Berlin 2020 © Jamal Tuschick

Katholisch zementiert

Elisabeths Nachfolger, Jakob I., Sohn der auf Elisabeths Geheiß hingerichteten Maria Stuart, verfügte zu Beginn des 17. Jahrhunderts über eine Handelsflotte von lediglich zwanzig Schiffen. Die Krone lag wie ein Bettlerhut vor ihren Pfeffersäcken. Jakob war König von England und Schottland. Er ließ blutige Gegensätze verschwimmen, indem er Britannien ausrief. Zweihundert Jahre später sollte nahezu alles britisch sein, was zu seiner Zeit in Ostindien noch weitflächig portugiesisch, spanisch, niederländisch und französisch war. Man darf Jakobs Anteil an diesem Prozess geringschätzen. Jene Kraft brauchte ihn nicht, deren Dynamik in protestantischen Ländern über die Ufer trat. Sie spülte die von Papst Alexander VI. aka Rodrigo Borgia im Vertrag von Tordesillas 1494 katholisch zementierte Weltordnung weg.

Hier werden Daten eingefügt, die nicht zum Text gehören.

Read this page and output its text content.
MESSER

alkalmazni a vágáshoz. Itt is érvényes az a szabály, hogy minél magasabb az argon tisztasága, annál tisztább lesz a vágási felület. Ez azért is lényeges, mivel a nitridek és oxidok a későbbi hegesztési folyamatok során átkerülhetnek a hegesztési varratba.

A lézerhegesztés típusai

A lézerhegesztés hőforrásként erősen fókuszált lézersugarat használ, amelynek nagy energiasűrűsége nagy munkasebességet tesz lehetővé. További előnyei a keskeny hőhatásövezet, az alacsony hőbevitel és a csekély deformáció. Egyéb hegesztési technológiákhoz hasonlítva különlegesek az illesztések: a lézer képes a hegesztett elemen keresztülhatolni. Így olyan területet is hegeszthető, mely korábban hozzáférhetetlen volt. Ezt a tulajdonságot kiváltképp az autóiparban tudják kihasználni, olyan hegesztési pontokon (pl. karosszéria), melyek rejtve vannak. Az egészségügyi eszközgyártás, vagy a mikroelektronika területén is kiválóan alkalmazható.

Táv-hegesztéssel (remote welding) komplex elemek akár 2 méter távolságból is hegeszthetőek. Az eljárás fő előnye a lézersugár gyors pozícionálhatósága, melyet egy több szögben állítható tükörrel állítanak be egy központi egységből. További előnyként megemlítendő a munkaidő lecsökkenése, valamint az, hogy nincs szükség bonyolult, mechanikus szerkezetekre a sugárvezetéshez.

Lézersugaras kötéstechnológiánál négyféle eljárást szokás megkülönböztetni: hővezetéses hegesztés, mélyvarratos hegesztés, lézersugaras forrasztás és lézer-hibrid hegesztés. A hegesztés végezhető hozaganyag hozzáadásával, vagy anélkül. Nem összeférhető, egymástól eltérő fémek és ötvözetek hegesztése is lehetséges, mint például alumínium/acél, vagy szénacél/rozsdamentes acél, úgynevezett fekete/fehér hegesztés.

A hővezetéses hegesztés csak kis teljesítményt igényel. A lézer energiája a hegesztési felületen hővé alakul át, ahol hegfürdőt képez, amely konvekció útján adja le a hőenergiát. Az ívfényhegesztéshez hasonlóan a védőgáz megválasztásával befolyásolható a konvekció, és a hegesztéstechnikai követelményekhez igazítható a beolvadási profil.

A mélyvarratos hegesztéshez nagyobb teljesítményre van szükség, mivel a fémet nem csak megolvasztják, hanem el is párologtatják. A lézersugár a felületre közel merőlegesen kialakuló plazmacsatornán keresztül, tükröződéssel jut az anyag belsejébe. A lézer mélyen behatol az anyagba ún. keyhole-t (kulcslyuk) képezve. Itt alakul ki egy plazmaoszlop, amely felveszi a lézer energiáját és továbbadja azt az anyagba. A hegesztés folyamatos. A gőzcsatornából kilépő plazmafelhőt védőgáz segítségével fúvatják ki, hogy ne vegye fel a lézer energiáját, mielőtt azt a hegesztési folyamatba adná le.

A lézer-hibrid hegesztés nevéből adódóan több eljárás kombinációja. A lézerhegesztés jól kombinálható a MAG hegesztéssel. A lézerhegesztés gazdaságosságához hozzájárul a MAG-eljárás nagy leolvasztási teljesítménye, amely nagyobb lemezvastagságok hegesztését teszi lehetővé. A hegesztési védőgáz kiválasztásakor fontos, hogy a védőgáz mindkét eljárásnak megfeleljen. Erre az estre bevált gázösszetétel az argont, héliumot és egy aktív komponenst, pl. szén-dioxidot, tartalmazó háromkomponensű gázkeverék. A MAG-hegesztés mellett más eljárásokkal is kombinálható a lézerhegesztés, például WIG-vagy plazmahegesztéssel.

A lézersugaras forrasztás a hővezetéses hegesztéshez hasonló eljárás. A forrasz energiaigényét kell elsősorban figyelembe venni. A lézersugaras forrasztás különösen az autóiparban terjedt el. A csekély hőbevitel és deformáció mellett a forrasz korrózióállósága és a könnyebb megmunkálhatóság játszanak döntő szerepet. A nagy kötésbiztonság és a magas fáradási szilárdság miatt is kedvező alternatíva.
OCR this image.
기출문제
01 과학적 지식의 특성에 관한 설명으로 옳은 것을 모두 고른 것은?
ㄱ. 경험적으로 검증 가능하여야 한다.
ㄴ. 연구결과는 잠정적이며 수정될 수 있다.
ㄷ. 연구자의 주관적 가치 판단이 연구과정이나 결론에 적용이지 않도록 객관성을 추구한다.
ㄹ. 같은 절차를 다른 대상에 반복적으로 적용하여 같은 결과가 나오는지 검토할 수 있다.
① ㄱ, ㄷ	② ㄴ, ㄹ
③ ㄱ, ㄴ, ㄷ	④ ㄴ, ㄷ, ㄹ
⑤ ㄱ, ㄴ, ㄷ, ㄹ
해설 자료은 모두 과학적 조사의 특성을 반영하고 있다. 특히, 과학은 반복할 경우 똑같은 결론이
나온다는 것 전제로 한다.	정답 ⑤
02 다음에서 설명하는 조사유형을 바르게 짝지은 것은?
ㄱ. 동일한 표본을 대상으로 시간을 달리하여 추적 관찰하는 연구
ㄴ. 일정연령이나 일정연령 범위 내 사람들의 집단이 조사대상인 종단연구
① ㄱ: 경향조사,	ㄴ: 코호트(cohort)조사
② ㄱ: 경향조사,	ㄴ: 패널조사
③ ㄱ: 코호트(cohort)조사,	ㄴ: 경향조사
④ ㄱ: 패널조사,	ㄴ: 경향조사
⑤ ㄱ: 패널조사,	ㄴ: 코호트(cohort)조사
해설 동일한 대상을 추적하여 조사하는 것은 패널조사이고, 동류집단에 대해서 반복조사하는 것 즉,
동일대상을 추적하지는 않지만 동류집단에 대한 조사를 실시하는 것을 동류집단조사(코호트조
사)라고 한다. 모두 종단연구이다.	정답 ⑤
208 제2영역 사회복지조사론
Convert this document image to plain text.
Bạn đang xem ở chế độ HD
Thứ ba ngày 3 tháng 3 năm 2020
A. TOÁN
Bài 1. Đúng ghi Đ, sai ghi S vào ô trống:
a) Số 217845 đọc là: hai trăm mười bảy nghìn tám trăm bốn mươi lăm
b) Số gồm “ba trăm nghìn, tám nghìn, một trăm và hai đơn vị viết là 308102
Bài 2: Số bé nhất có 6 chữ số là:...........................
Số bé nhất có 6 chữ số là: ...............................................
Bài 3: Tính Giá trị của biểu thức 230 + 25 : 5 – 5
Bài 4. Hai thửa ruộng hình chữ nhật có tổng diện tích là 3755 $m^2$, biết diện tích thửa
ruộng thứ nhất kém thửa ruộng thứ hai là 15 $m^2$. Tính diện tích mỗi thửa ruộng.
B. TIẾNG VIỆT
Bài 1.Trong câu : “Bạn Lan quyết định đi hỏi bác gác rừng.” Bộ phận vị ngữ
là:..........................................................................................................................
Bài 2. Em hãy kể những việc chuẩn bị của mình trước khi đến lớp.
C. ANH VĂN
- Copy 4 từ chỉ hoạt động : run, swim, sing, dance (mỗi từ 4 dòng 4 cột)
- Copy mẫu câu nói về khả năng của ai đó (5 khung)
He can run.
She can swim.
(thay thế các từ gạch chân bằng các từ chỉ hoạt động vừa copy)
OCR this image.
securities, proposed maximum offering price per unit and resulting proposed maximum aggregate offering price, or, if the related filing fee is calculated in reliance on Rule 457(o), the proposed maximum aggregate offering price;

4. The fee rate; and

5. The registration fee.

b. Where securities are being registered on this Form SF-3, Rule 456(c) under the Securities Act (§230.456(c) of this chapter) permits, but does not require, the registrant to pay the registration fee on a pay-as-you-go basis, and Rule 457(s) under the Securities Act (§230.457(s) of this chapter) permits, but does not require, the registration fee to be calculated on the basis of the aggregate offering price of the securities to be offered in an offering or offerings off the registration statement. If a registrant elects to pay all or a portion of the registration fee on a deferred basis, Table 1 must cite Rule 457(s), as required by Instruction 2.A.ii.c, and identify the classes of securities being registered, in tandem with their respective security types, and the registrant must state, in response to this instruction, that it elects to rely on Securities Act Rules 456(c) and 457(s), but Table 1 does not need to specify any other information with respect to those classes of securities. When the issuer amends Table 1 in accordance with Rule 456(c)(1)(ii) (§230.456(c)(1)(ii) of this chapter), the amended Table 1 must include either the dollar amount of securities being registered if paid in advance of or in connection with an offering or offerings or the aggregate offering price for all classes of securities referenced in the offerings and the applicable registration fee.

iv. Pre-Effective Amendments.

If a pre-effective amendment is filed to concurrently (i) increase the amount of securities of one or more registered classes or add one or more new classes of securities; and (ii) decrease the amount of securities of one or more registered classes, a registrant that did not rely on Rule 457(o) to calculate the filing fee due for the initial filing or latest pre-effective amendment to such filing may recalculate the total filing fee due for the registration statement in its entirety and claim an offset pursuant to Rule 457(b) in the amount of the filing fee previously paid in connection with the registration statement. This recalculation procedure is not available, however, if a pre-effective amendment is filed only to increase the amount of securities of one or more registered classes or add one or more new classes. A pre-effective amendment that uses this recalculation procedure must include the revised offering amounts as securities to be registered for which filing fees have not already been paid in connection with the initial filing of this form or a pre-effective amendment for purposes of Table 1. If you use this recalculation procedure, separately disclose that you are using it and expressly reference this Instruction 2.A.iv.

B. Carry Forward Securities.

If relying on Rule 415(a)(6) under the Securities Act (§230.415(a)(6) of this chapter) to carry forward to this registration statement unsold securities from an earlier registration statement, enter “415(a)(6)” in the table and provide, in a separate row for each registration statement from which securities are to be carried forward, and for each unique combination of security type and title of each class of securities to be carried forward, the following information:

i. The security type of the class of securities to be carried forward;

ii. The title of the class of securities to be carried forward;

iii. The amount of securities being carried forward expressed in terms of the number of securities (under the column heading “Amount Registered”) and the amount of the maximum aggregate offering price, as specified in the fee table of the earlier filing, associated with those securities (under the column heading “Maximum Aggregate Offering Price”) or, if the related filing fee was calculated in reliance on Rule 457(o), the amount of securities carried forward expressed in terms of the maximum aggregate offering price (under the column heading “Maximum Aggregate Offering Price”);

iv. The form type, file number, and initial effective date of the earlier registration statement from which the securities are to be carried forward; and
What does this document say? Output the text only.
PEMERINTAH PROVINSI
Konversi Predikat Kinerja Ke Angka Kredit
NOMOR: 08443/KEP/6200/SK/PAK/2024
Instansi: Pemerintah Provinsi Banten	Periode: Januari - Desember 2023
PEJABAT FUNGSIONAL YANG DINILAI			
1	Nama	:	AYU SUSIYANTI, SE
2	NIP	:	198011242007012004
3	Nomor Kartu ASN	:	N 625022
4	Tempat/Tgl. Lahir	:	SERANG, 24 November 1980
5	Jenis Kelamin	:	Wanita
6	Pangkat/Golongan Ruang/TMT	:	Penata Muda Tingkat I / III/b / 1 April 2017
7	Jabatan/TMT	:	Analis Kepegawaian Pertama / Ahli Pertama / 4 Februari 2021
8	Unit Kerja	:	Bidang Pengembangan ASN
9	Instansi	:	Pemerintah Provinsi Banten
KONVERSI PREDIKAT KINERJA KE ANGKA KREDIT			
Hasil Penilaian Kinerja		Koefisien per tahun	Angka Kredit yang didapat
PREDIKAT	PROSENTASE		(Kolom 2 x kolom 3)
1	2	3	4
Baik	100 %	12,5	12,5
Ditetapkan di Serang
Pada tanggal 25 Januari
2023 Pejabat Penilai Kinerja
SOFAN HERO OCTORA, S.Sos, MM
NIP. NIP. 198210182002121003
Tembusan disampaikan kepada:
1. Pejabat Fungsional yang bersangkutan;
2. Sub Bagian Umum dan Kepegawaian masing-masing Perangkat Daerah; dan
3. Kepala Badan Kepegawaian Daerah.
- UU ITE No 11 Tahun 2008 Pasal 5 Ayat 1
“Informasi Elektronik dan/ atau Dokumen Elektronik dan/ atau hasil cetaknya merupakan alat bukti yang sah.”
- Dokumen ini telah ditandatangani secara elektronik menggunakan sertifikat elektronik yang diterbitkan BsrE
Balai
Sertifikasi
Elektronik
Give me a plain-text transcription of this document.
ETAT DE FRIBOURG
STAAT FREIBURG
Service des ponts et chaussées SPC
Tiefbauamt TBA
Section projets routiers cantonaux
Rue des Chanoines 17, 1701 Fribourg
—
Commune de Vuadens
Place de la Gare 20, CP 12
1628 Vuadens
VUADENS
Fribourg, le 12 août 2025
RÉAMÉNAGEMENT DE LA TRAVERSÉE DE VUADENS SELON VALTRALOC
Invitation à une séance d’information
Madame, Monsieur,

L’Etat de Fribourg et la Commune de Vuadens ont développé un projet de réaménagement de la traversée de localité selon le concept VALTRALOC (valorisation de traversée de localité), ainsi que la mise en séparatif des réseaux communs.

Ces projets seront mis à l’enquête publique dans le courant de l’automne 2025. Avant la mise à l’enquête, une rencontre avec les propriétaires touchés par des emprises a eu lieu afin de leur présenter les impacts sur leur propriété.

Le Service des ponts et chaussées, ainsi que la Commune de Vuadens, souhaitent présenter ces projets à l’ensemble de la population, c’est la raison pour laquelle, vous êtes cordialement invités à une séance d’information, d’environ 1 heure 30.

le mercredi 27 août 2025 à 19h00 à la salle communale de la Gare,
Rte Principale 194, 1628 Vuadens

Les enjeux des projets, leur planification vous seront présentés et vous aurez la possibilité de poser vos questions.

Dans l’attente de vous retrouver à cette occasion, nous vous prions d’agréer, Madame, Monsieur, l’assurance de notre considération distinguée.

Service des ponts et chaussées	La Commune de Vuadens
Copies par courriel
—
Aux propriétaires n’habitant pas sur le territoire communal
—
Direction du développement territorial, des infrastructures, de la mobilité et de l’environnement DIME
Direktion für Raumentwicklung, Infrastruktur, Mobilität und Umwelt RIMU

Nebenbei gefragt. Was wäre zum bewegenden Geschehen geworden, wenn Elisabeths Vater, Heinrich VIII., nicht eine eigene Kirche aufgemacht hätte?

Ich las eben, dass von zwölf Kauffahrten vor 1612 acht unglücklich verliefen. Dennoch ergab sich ein durchschnittlicher Gewinn von zweihundert Prozent. Dabei kamen zum kauf- und seemännisch-regulären Gelingen illegale Erwerbungen. Raub und Diebstahl zu Lande und auf See bestanden gleichmäßig neben geschäftsförmigen Abwicklungen und wurden ordentlich vermerkt. Die irrwitzig hohe Ausfallrate bei Seeleuten war egal.

Nun wurde in England für überseeische Märkte divers produziert. Vorlieben variierten auch in Indien, welch eine Beobachtung, ihre Beachtung brachte den Fortschritt. Man reiste nicht überall mit dem gleichen Tinnef an. Im Gegenzug packte jeder englische Kapitän Gewürze und Gold ein, Gewürze, Gold und Kupfer, Gewürze, Gold, Kupfer und Tee.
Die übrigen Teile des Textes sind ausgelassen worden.